The hotel itself is part of the story. Run by Palestinian Christians who have good contacts in every faction, it has been spared attack throughout the years of conflict, and usually manages to restore electricity, water and Telex service before any other institution, including what's left of the government.
In the darkest summer of the civil war, 1976, when all Beirut was crippled, the Commodore and the press served each other well: The hotel kept its services going, and we paid our bills directly into the owner's London bank account.
While the Israelis were marching north from the border, the basic drill for the press in Beirut is much the same as it used to be in Saigon: Out of the hotel early in the morning, taxi to the war, visit the bombed villages, interview the refugees, then head back to town in midafternoon for briefings by the various factions. During the civil war, when gasoline was scarce, representatives of the Palestinian news agency Wafa made life easier for the press by coming to the Commodore for the afternoon briefings.
The interviews with the peasants and refugees are usually perfunctory. Most of the correspondents don't speak Arabic, but the real reason is that in this war, unlike El Salvador or Vietnam, the locals have no political importance. These events are not of their making, and they have never had any influence on the outcome.
There are variations, depending on whether the correspondent wants bang-bang or substance. One day last week, Don Cladstrup of CBS got excellent bang-bang just by going up into the control tower of Beirut International Airport -- closed yet again -- and watching Israeli jets strafe refugee camps.
At the same time, The Washington Post's David Ottaway reported that he was being served Turkish coffee by Druze villagers as he sat on a hilltop watching Syrian artillery shelling an Israeli tank column. The New York Times said that reporters on the Beirut- Damascus highway -- hardly more than 15 minutes from the hotel -- saw a Syrian jet fighter shot down, and its pilot bail out. The war in El Salvador could never match that.
By Thursday, it wasn't even necessary to leave town to be as close to the action as any correspondent could want. The Israeli bombings that emptied Beirut's streets recalled the summer of 1976 when random artillery shelling by both sides in the civil war drove most Beirutis underground; but even then there were only a few weeks when communications failed.

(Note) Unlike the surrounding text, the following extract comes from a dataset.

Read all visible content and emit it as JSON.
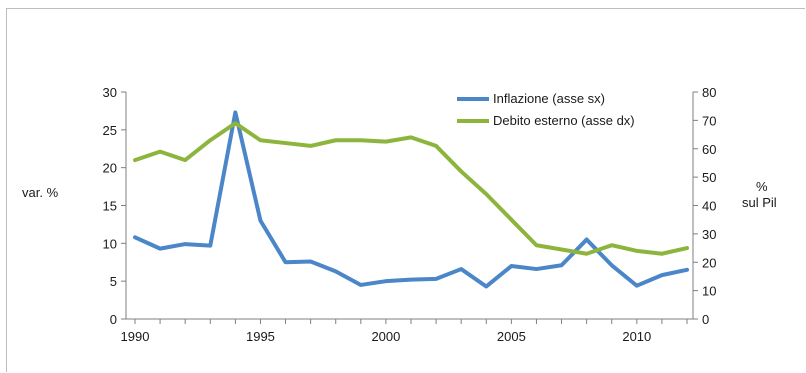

Another nice thing about covering the war in Lebanon is that there's little fear of missing news of political developments while out watching the action. Israeli radio broadcasts the news in English several times a day. Damascus radio and the clandestine transmitters of all the Lebanese factions are on the air regularly. And back in Beirut, a crew of Lebanese journalists who have made the conflict a growth industry stands ready to brief the foreign correspondents as they return from the field.

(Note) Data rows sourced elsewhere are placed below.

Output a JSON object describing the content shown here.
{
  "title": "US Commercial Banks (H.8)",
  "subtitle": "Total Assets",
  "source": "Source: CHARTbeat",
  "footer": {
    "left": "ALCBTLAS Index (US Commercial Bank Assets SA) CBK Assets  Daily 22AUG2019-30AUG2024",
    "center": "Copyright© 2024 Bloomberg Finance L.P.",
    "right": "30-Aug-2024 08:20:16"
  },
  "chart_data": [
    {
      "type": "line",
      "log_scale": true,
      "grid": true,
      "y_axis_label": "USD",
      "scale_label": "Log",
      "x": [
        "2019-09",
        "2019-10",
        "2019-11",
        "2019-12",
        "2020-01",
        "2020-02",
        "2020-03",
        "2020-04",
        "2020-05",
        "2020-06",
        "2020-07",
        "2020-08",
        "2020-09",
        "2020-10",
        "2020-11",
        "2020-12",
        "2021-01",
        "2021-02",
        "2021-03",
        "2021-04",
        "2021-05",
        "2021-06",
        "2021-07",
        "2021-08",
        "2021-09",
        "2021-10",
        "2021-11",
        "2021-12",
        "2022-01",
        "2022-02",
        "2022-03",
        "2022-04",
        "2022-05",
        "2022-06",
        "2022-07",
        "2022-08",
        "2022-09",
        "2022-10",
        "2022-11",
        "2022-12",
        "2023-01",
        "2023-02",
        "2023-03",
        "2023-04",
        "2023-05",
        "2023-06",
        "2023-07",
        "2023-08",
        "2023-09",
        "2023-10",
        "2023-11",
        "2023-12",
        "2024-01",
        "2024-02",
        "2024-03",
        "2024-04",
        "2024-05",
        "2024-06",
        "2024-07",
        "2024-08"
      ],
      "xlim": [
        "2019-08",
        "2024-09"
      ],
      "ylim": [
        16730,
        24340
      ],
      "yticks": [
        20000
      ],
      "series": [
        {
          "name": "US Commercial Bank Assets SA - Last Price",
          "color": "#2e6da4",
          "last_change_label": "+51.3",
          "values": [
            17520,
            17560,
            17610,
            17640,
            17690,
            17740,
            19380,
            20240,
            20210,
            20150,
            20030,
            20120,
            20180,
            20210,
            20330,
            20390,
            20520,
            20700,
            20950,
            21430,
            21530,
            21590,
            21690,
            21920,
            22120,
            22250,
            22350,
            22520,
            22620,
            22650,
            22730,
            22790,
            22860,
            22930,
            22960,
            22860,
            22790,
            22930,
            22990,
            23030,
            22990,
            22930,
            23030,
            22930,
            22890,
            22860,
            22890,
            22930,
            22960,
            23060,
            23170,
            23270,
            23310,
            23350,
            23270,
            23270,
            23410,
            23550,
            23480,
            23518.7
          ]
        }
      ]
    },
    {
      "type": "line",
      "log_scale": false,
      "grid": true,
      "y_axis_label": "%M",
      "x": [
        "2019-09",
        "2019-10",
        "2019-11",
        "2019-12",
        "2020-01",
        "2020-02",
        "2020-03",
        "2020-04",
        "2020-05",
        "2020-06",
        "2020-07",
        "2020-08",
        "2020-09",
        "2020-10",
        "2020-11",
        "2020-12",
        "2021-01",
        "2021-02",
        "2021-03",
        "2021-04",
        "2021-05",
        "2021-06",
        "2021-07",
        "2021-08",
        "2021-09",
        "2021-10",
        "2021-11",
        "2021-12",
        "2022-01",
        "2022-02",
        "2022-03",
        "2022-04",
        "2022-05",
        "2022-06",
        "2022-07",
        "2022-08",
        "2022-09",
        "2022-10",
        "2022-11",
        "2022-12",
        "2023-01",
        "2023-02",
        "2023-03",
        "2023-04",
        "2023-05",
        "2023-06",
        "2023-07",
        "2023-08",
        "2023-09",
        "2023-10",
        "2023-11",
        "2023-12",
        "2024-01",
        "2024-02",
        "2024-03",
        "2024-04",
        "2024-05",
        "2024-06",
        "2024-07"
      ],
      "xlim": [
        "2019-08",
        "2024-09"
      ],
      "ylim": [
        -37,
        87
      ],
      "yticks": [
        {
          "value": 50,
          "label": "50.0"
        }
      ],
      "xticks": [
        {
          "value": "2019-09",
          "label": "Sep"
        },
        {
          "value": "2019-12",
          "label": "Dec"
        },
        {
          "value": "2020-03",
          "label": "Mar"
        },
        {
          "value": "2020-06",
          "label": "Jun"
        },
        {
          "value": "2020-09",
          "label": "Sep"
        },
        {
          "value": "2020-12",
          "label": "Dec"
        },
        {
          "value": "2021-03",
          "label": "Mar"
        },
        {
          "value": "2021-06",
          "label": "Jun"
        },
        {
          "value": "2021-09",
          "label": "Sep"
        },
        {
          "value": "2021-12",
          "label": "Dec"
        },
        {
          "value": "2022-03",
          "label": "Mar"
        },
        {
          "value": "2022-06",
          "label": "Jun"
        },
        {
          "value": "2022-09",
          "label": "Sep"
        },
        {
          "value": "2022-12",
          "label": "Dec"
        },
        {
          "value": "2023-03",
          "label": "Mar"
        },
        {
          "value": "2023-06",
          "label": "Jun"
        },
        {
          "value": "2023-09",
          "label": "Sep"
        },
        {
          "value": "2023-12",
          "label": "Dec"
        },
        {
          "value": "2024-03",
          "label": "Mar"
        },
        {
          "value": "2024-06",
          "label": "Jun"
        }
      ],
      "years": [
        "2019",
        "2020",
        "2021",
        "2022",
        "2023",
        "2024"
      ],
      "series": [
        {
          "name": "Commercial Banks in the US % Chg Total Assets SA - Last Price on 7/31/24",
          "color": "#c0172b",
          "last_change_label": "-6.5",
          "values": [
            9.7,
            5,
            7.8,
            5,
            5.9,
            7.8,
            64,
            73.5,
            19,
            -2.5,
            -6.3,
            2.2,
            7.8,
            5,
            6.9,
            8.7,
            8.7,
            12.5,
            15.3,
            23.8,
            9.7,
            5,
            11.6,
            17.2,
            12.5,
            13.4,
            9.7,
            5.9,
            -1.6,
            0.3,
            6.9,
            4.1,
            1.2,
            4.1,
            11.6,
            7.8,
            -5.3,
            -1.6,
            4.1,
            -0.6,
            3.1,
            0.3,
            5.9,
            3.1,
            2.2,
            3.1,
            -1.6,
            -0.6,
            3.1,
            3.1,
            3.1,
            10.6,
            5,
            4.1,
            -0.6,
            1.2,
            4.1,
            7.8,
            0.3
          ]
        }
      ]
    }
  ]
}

When it's early evening in Beirut, it's only noon in New York and Washington, so there's plenty of time to catch up on the day's developments and swap tales with colleagues before it's necessary to file. And when the copy has gone out, there's still time to order the tournedos at the Relais de Normandie and plan the next day's trip into Lebanon's tormented -- but newsy -- south.

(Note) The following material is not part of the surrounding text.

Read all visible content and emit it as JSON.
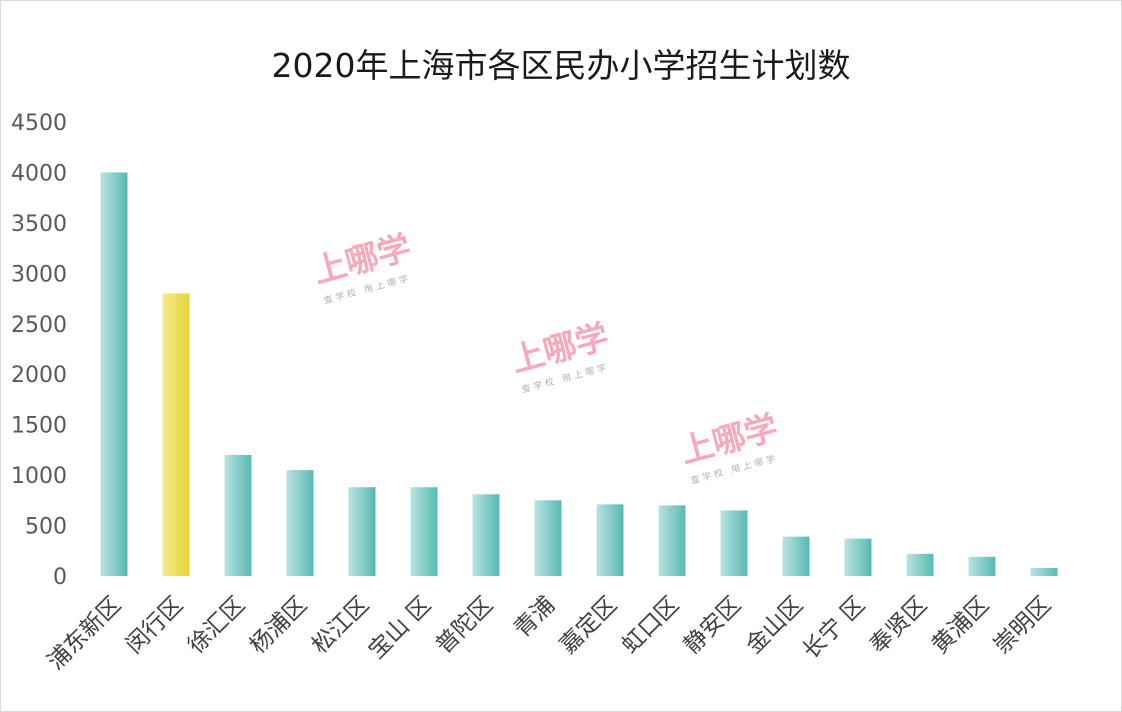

The stories the correspondents write will reflect the tragedy of Lebanon's destruction and the grim potential for a wider conflict. But the stories they tell when it's over will reflect what a good time they had. It's the same feeling of exhilaration that inspired many of these very same journalists to hold a Light at the End of the Tunnel Reunion party, celebrating the good olds days in Saigon, at the Tehran Intercontinental Hotel only days before the fall of the shah.